Saxe Holm's Stories eBook

This eBook from the Gutenberg Project consists of approximately 375 pages of information about Saxe Holm's Stories.

Saxe Holm's Stories eBook

This eBook from the Gutenberg Project consists of approximately 375 pages of information about Saxe Holm's Stories.

“Annie Ware has the fever.”  Then I said,—­

“Annie Ware cannot die; she is too young, too strong, and we love her so.”

Then I said again,—­

“Annie Ware has the fever,” and all the time I seemed not to be thinking about her at all, but about the chrysanthemums, whose tops I still idly studied.

For weeks a malignant typhus fever had been slowly creeping about in the lower part of our village, in all the streets which had been under water in the spring freshet.

These streets were occupied chiefly by laboring people, either mill-operatives, or shopkeepers of the poorer class.  It was part of the cruel “calamity” of their “poverty” that they could not afford to have homesteads on the high plateau, which lifted itself quite suddenly from the river meadow, and made our village a by-word of beauty all through New England.

Upon this plateau were laid out streets of great regularity, shaded by grand elms, many of which had been planted by hands that had handled the ropes of the Mayflower.  Under the shade of these elms stood large old-fashioned houses, in that sort of sleepy dignity peculiar to old New England.  We who lived in these houses were also sleepy and dignified.  We knew that “under the hill,” as it was called, lived many hundreds of men and women, who were stifled in summer for want of the breezes which swept across our heights, cold in winter because the wall of our plateau shut down upon them the icy airs from the frozen river, and cut off the afternoon sun.  We were sorry for them, and we sent them cold meat and flannels sometimes; but their life was as remote from our life as if they never crossed our paths; it is not necessary to go into large cities to find sharp lines drawn between the well-to-do and the poverty-stricken.  There are, in many small villages, “districts” separated from each other by as distinct a moral distance as divides Fifth Avenue from the Five Points.

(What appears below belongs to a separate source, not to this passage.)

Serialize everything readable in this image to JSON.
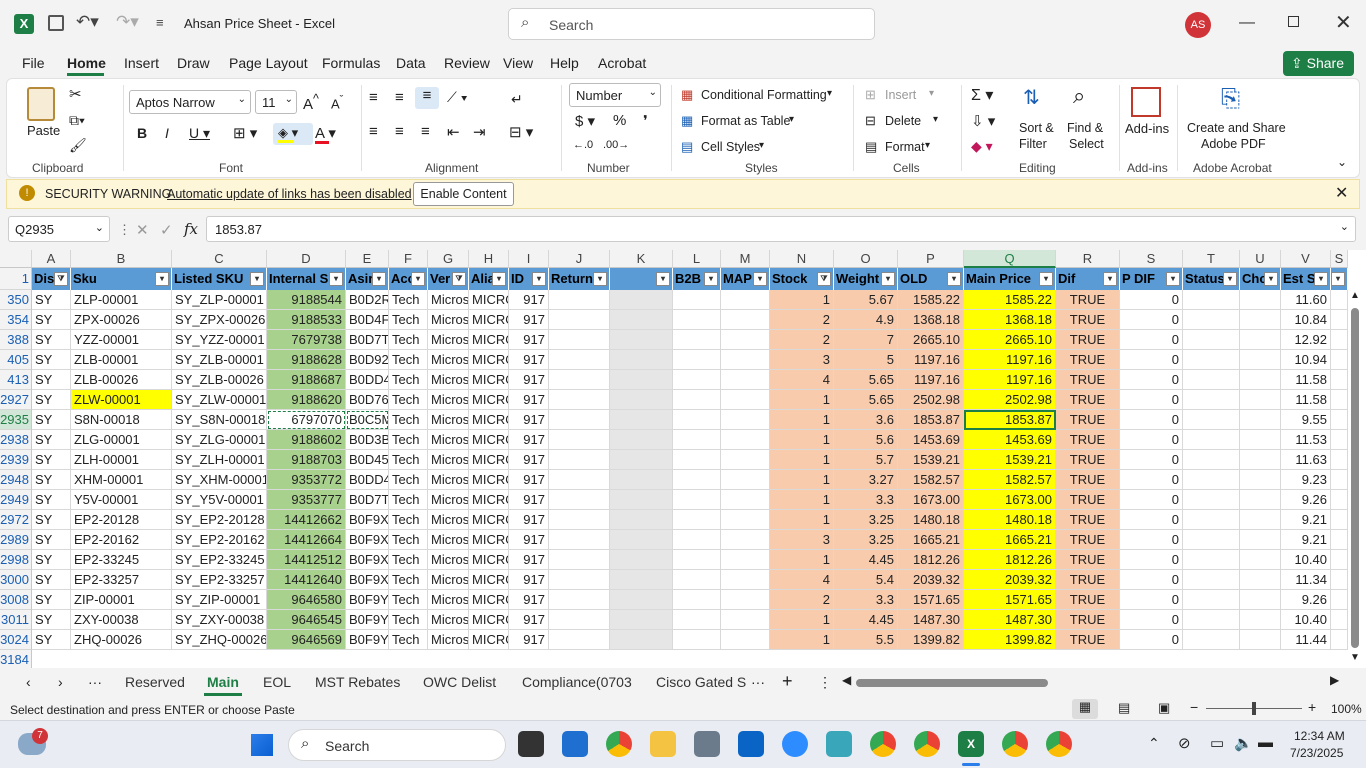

And so it had come to pass that while for weeks this malignant fever had been creeping about on the river shore, we, in our clearer, purer air, had not felt even a dread of it.  There had not been a single case of it west of the high water mark made by the terrible freshet of the previous spring.  We sent brandy and wine and beef-tea into the poor, comfortless, grief-stricken houses; and we said at tea-time that it was strange, people would persist in living down under the bank:  what could they expect? and besides, they were “so careless about drainage and ventilation.”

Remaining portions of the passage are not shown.